Vince Fumo’s storied mansion up for sale, again
The four-story 1880s Renaissance Revival brownstone, near 22nd and Green Streets in the Spring Garden neighborhood, was listed this week for just under $4 million.
Former State Sen. Vince Fumo’s storied, 10,000-square-foot Philadelphia manor house — a property that played a role in the onetime political power broker’s downfall — could be yours.
The four-story 1880s Renaissance Revival brownstone, on Green Street near 22nd in the Spring Garden neighborhood, was listed this week for $3,950,000. The historically designated home was constructed in 1885 for 19th-century clothing magnate Samuel B. Fleisher, according to a registry for the surrounding historic district.
To say it’s roomy would be an understatement.
Along with six beds and 8.5 baths, the property boasts a wine cellar, elevator, roof deck, private shooting range, marble fireplaces, and a former ballroom converted into an “executive-sized” home office.
“It’s a big house.
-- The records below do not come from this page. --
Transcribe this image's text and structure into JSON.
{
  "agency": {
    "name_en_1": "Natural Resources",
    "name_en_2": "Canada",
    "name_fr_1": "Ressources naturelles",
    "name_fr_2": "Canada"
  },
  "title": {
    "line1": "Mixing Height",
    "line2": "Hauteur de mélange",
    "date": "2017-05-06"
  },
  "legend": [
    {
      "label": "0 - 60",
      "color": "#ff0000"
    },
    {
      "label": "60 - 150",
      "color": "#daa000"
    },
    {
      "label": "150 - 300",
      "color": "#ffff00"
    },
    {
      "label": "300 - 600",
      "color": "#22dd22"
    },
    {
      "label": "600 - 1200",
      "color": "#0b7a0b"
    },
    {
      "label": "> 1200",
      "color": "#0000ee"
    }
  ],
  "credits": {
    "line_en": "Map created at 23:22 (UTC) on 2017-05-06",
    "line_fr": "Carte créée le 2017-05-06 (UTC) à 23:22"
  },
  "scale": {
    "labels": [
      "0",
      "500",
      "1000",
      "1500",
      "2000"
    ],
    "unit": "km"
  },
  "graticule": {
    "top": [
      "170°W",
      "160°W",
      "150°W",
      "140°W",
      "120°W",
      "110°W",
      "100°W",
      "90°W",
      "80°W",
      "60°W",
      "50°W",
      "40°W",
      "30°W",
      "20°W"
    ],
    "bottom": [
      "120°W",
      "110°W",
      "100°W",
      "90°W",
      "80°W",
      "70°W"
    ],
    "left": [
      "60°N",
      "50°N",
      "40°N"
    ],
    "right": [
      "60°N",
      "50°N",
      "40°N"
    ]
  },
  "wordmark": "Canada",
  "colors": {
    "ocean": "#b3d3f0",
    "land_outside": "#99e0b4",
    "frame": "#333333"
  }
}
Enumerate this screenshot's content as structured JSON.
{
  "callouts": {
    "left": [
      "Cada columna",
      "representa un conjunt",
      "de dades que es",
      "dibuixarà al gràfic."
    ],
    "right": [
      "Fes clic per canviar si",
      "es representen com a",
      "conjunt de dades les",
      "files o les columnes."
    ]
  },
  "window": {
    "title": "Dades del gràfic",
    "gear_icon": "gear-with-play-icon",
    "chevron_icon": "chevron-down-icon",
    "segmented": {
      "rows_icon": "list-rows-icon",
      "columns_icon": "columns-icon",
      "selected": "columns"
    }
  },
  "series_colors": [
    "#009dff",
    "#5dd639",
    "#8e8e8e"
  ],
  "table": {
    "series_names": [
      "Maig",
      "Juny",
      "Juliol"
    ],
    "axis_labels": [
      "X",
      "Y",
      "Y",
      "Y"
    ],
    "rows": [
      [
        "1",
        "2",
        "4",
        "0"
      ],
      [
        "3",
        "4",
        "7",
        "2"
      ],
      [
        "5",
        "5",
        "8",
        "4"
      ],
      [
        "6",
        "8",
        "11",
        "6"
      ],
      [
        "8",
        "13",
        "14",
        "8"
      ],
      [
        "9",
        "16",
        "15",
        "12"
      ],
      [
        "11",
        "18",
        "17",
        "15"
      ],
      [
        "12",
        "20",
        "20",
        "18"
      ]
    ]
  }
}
Nothing else really compares to it,” said broker Melanie Stecura, of Kurfiss Sotheby’s International Realty. “It’s obviously one of the finest Philadelphia mansions that’s still historically intact.”
All that luxury, plus a tax bill totaling roughly $40,000 a year.
Taxes were what brought the home into the limelight more than a decade ago — along with a string of other allegations of questionable conduct involving the property.
The home had been converted into a convent and then apartments by the time Fumo brought the Victorian in 1994, during his ascent to power in the Pennsylvania State Senate. The senator was indicted on a battery of corruption charges in 2007, including claims from federal prosecutors that he’d used Senate aides as housekeepers and to supervise extensive renovations on the building, at a cost to taxpayers.
Fumo would ultimately be convicted of defrauding the Senate and sentenced to prison time, and sought to sell the house for $7 million to pay his legal bills. There was no sale. At the time, the city’s tax board, known as the Board of Revision of Taxes (BRT), had assessed the property at just $250,000, which triggered yet more headlines.
The assessment, which lowered the home’s tax bill to about $7,000 back then, brought allegations of political favoritism, as a Fumo ally sat on the BRT. The ally was ejected from the board and, in 2009, then-Mayor Michael Nutter sought to dismantle the board, with mixed success.
Thursday, Fumo was mum on the sale, referring all questions to Stecura. She said the 79-year-old was simply ready to scale down.
“For Mr. Fumo, it’s more house than he needs anymore at his age. He’s downsizing and looking for something smaller,” she said.